Not the ice queen villainess of the story's final act, but a young girl in black—standing alone, watching the market like she was ten miles away.

Thirteen years old. Stoic. Dressed in noble finery no one dared wrinkle.

Lady Virelle.

And the moment their eyes met, Da-eun—no, Lia now—felt fate do something strange.

A twist. A ripple.

Like the story had just blinked.

---

She hadn't meant to get attached.

She swore this time she wouldn't cry over a fictional character again.

She tried to ruin away to not see her cause she know how she will ended up but how can a cat can change fate so she tried to run but she couldn't

But Virelle picked her up like she mattered.

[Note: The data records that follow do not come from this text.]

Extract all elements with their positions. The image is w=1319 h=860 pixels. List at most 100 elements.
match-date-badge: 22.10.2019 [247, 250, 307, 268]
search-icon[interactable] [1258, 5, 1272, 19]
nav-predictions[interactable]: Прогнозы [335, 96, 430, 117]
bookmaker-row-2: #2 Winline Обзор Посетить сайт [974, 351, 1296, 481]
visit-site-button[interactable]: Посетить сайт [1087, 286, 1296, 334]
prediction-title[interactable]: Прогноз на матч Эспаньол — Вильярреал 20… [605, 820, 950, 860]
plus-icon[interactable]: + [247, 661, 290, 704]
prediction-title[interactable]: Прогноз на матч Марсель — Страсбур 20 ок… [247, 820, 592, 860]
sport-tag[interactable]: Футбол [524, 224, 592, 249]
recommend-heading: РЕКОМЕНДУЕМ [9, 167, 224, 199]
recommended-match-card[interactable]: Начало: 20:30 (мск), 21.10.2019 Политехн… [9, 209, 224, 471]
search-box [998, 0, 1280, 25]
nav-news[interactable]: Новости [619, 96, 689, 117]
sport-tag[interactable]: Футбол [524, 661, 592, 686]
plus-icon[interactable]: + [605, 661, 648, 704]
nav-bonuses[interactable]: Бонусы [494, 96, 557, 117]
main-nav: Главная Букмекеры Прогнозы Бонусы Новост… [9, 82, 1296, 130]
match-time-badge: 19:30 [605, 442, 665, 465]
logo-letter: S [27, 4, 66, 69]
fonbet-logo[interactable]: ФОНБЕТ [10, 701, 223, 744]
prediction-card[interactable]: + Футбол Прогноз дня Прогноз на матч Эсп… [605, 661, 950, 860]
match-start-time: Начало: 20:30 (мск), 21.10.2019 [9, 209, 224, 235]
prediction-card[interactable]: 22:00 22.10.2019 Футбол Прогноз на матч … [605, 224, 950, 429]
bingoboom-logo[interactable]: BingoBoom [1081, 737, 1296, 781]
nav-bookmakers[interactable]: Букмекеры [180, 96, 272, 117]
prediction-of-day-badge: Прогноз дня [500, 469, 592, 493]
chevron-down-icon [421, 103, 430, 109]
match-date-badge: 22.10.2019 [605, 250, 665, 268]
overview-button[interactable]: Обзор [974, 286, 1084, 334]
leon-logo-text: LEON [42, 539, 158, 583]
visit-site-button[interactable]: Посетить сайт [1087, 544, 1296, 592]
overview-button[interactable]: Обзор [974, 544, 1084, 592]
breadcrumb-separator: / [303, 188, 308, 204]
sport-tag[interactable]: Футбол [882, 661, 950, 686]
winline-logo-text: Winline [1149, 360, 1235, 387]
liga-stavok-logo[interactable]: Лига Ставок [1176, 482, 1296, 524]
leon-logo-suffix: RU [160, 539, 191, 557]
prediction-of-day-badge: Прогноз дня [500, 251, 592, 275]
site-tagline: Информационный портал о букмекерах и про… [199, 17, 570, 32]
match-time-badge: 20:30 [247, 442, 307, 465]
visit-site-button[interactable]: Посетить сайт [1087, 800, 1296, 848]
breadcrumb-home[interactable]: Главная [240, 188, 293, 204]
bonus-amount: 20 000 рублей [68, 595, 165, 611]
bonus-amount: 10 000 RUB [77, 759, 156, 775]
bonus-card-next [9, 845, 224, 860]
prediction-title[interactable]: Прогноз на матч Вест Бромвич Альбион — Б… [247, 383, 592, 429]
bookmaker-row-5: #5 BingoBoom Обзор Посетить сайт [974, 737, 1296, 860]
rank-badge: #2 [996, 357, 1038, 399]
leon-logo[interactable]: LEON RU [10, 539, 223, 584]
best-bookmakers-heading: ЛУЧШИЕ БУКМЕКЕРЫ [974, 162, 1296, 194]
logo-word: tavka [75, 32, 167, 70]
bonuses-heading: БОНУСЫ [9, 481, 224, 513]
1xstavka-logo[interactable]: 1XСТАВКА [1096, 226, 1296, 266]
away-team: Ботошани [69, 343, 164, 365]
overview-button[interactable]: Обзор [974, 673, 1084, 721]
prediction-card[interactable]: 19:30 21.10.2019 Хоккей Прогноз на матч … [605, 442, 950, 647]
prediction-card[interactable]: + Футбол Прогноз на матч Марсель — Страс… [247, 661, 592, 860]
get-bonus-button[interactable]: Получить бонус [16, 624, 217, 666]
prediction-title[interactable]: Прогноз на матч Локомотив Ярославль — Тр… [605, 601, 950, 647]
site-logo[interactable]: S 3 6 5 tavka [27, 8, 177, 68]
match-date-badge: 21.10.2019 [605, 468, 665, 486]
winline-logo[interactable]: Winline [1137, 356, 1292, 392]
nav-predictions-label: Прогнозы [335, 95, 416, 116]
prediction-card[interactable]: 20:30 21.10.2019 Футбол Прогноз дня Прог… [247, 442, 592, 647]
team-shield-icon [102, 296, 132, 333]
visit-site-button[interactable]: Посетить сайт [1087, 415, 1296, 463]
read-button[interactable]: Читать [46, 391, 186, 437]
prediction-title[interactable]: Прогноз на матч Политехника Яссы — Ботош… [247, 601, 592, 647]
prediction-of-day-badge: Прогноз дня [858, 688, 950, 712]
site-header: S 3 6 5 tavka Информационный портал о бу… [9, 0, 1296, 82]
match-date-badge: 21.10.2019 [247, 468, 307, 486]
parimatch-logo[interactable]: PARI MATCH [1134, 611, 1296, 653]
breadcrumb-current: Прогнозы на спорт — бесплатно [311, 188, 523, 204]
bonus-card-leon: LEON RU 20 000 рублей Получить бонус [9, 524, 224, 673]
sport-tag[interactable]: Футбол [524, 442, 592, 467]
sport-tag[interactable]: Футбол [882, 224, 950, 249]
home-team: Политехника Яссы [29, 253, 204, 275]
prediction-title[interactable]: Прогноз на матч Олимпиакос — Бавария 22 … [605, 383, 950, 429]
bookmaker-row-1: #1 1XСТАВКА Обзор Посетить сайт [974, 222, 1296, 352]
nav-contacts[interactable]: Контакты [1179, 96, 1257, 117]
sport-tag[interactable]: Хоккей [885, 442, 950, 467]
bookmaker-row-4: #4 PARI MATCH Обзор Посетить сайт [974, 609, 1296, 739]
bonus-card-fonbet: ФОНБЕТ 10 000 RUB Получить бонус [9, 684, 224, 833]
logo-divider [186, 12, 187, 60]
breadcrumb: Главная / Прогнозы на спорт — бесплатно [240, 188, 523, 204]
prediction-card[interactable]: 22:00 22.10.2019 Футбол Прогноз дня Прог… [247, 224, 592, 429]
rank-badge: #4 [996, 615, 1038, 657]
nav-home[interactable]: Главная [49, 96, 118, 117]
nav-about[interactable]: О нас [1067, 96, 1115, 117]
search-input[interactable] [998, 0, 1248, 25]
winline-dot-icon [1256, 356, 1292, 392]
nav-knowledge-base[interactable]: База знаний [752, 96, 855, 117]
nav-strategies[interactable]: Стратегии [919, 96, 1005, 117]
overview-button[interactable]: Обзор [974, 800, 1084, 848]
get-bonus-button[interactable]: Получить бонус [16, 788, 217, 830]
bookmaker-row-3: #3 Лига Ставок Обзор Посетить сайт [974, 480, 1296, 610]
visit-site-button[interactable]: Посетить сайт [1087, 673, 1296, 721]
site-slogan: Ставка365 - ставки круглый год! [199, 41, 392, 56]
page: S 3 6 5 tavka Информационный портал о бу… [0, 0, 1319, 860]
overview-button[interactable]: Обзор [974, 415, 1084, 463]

Da-eun tried to free her self from her but her warmth and her internal love for her stopped her

She didn't coo or giggle like other girls. Didn't call her "kitty" or "fluffy." Just looked at her with tired, haunted green eyes

She didn't touch anyone else.

But she let the cat curl to her

> "Don't imprint on her," she warned herself. "She's a ticking tragedy in a corset."

But it was too late.

She'd read the story. She knew what was coming.

Unless…

Unless she changed it.

---

> "I'm not going to sit through your death again," she thought, curled in the girl's arms that night.

"You hear me, Lady Villainess? I'm rewriting your damn plot if it kills me. Again."

The gods wanted her to watch? To witness tragedy?

Tough luck.

They'd just reincarnated the most unhinged book editor in Seoul—and gave her claws.